Ces entreprises sont très utiles, et d'abord à leurs États. Elles permettent de répondre à des besoins en termes de soutien et offrent un moyen d'action efficace et plus discret pour la coopération militaire. Par exemple, la société américaine MPRI avait été mobilisée pour soutenir la rébellion albanophone au Kosovo après avoir fait montre de ses capacités auprès des Bosniaques.
Blackwater a décroché un contrat de près de 350 millions de dollars pour former une sorte de légion étrangère aux Émirats.
Elles répondent également à une forte demande de la part du secteur privé : en premier lieu des grands groupes, mais également des ONG qui souhaitent le plus haut niveau de sécurité pour leurs déplacements et surtout pour leurs établissements dans des zones à risques. La demande est aussi encouragée par des jurisprudences récentes, et notamment celle dite de Karachi qui a vu la DCN condamnée en 2004 pour avoir mis en danger la vie de ses employés en ne prévoyant pas un dispositif sécuritaire suffisant.
Les ESSD proposent un large panel de prestations, allant de la veille sécuritaire à l'accompagnement des personnels expatriés en passant par la sécurisation de sites ou encore le recrutement et l'encadrement de prestataires locaux, ou encore l'extradition des ressortissants.
En Algérie, nous avons constaté que les ESSD françaises étaient relativement bien implantées. Le droit local ne leur permet pas d'exercer directement leur activité, mais elles jouent un rôle crucial pour guider nos entreprises : choix du partenaire algérien, entretien de bonnes relations avec les autorités locales, actualisation des plans de sûreté, etc.

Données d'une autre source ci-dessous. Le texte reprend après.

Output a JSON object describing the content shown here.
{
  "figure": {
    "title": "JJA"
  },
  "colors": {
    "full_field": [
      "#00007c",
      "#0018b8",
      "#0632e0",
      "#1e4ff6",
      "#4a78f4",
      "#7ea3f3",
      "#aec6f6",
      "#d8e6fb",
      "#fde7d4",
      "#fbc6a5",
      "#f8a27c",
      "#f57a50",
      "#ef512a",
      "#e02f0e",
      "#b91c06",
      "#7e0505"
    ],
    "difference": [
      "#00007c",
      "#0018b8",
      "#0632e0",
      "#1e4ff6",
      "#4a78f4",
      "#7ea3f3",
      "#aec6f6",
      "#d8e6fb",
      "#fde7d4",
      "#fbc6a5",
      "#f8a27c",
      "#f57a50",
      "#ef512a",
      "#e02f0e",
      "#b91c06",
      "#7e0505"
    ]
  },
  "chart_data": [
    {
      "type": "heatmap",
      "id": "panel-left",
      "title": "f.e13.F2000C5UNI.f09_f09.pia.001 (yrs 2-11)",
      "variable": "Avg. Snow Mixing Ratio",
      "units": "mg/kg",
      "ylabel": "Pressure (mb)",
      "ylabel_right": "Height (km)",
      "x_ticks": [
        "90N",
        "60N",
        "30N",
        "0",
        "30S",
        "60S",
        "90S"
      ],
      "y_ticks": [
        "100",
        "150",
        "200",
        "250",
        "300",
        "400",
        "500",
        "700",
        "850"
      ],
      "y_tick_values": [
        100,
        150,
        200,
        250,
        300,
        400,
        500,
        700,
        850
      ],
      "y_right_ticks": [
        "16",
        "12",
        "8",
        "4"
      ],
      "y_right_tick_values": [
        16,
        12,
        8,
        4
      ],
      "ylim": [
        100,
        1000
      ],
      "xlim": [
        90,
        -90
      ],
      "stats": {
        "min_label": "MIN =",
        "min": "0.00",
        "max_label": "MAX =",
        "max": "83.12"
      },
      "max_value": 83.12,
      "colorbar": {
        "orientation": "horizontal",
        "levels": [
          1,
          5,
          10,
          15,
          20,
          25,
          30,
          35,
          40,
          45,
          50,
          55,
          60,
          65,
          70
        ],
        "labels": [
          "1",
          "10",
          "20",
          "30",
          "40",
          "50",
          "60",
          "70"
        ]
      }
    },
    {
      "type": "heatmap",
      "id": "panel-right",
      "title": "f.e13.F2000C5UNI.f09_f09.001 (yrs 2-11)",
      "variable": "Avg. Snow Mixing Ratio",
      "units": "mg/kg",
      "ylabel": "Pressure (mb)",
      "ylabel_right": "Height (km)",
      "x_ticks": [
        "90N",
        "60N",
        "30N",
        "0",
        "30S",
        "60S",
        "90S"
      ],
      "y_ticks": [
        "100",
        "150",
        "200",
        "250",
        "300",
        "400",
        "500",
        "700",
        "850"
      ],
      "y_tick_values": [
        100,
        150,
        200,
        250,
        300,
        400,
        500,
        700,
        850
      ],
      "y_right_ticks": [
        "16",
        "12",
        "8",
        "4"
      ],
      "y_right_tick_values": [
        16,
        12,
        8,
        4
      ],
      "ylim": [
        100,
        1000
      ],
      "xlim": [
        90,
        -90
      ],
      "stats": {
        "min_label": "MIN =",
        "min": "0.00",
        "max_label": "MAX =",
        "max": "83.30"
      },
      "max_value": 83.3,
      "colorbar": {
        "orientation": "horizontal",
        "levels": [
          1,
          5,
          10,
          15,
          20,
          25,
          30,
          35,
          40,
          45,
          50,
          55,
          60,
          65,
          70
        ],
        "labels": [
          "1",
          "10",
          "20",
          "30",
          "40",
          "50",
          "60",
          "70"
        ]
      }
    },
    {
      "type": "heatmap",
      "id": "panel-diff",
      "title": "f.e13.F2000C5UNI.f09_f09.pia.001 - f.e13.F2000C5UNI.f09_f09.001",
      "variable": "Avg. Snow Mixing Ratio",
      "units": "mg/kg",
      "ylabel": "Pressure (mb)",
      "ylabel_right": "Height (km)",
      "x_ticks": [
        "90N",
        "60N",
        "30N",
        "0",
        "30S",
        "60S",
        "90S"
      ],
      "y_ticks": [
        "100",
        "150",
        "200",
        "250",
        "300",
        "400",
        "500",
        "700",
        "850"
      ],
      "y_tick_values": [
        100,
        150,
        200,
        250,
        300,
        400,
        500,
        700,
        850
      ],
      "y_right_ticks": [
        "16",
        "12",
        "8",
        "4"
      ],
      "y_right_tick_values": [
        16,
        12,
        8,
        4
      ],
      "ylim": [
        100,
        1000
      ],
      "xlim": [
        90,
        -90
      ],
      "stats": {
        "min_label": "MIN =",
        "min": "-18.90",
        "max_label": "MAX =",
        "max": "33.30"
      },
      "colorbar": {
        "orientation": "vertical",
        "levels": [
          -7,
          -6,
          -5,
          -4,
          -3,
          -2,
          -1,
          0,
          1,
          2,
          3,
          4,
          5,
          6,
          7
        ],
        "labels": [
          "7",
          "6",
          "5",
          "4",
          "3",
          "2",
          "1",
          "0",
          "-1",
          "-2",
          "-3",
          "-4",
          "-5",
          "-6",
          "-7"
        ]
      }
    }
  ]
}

La sécurité maritime est l'autre domaine dans lequel elles sont devenues des acteurs incontournables, en particulier pour protéger les navires de la menace pirate. Statistiquement, aucun des navires ayant à son bord une équipe de sécurité armée, qu'elle soit privée ou publique, n'a été pris en otage par les pirates somaliens. Les zones touchées par ce phénomène s'étendent et la marine n'a ni les moyens ni la vocation à fournir des équipes de protection embarquées (EPE) indéfiniment et pour couvrir l'ensemble de la demande, fût-ce en mobilisant des réservistes. Partant de ce constat, les armateurs de France ont profondément évolué, se prononçant finalement pour le recours aux gardes armés du secteur privé. Nous avons d'ailleurs constaté à Djibouti combien l'offre privée était dynamique et organisés. Beaucoup de Français s'y investissent, mais pour le compte de sociétés anglo-saxonnes !
Après s'y être longtemps et fermement opposés, les armateurs réclament aujourd'hui une évolution rapide de la législation et du cadre réglementaire. Ils souhaitent des EPE incluant éventuellement des réservistes ou, à défaut, des sociétés privées.